World loses $260b from poor water and sanitation annually – Sirleaf
Nobel Peace Prize winner and Liberian President Ellen Johnson Sirleaf, has stated that contrary to widely held views that adequate sanitation is derived from development, improved sanitation is rather a driver of economic development.
She disclosed that as a result of inadequate sanitation, the world economically loses $260 billion dollars annually.
The President, who is one of three co-Chairs of the UN Secretary-General’s High-level Panel of Eminent Persons on the Post-2015 Development Agenda, stated on Wednesday, January 30, 2013: “$260 billion in economic losses annually is directly linked to inadequate water supply and sanitation around the world. We must take this issue more seriously.”
“All too often access to adequate sanitation in particular is seen as an outcome of development, rather than a driver of economic development and poverty reduction. South Korea, Malaysia and Singapore in the 1960’s and 1970’s demonstrated the potential for boosting economic development by addressing sanitation,” she added.
President Ellen Johnson Sirleaf made the comments during the High-level Panel meeting in Monrovia, which was broadly focused on the theme of “economic transformation”.
Also the Goodwill Ambassador for water, sanitation and hygiene in Africa, Liberia’s President warned:“Without more progress in providing access to safe water and effective sanitation, children will continue to miss school, health costs will continue to be a drag on national economies, adults will continue to miss work, and women and girls, and it’s almost always women and girls, will continue to spend hours every day fetching water, typically from dirty sources.”
Commenting on the work of the UN Secretary-General’s Panel of Eminent Persons, Girish Menon, Director of International Programmes for the international water and sanitation charity, WaterAid, said: “The High Level Panel must grasp this unique opportunity to put together an ambitious vision for eradicating poverty in our time. For this aspiration to be realised there must be a central focus on achieving universal access to water, sanitation and hygiene.”
WaterAid’s Director stated that while “International efforts on the existing Millennium Development Goals have shown that to succeed in areas like education, child health and gender equality, progress on access to water, sanitation and hygiene is crucial,” “Integrating these approaches will be the key to success.”
The Panel includes 27 leaders from government, the private sector and civil society and is co-chaired by UK Prime Minister David Cameron, President Susilo Bambang Yudhoyono of Indonesia and President Sirleaf.
The group is tasked with producing a report in May to the Secretary-General containing recommendations for a development agenda for the world.
Meanwhile, the current Millennium Development Goal targets on water and sanitation have had starkly differing levels of progress and political and financial support and though the drinking water target – to halve the proportion of people worldwide without access to safe drinking water – was met five years early in 2010, the sanitation goal is decades off track. Current statistics show that progress in Africa specifically is even worse, with sub-Saharan Africa expected to meet this goal a century and a half late.
Typical of sub-Saharan African countries, Liberia’s access to safe drinking water is presently at 73% of the population, which far exceeds levels of access to decent sanitation, which is now only at 18%, while the average across sub-Saharan Africa to these services sits at 61% for water but just 30% for sanitation.
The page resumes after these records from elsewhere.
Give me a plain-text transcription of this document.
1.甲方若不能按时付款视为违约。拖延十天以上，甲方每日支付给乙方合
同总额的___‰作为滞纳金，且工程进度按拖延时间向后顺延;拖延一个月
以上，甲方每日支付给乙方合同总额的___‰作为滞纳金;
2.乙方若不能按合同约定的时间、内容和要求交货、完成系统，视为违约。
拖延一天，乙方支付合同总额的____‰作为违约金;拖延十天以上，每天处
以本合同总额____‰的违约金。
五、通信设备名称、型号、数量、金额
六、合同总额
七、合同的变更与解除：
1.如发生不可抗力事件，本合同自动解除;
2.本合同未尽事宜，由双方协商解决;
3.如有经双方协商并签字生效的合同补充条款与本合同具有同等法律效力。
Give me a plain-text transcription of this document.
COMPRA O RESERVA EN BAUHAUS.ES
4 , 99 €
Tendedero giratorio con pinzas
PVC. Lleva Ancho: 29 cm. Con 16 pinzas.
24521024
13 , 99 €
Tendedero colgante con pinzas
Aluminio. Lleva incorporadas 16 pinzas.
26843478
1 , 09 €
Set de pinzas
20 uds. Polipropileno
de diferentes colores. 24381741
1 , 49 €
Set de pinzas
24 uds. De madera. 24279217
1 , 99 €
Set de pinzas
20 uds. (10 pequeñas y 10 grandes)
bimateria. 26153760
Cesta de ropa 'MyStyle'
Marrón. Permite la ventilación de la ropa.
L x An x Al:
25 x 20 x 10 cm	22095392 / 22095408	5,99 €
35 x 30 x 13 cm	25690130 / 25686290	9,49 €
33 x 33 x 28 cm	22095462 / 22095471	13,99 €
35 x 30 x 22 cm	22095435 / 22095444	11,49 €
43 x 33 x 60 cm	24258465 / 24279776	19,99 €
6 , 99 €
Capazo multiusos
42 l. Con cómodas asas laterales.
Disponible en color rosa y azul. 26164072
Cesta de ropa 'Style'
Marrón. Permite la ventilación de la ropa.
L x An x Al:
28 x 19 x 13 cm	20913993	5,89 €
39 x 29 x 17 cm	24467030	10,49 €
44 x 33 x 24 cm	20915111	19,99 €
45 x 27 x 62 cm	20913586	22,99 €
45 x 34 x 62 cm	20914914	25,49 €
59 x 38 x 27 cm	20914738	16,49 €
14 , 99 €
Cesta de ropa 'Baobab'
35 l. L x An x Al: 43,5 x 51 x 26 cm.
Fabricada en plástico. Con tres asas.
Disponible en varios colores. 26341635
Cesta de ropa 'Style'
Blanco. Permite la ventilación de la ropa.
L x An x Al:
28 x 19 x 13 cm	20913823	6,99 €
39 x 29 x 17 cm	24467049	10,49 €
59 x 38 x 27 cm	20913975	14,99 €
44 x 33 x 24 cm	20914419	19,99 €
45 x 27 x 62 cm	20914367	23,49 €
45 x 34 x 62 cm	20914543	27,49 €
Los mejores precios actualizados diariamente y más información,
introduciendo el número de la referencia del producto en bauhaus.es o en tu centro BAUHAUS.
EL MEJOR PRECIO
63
This is in spite of a statement in a 2012 WaterAid report that the lives of 2.5 million people around the world would be saved every year if everybody had access to safe water and adequate sanitation.
In that same report, WaterAid has also highlighted that if governments meet the Millennium Development Goal (MDG) to halve the proportion of their population without sanitation by 2015, the lives of 400,000 children under the age of five will be saved around the world, with over 100,000 being saved in Nigeria, and 66,000 in India alone.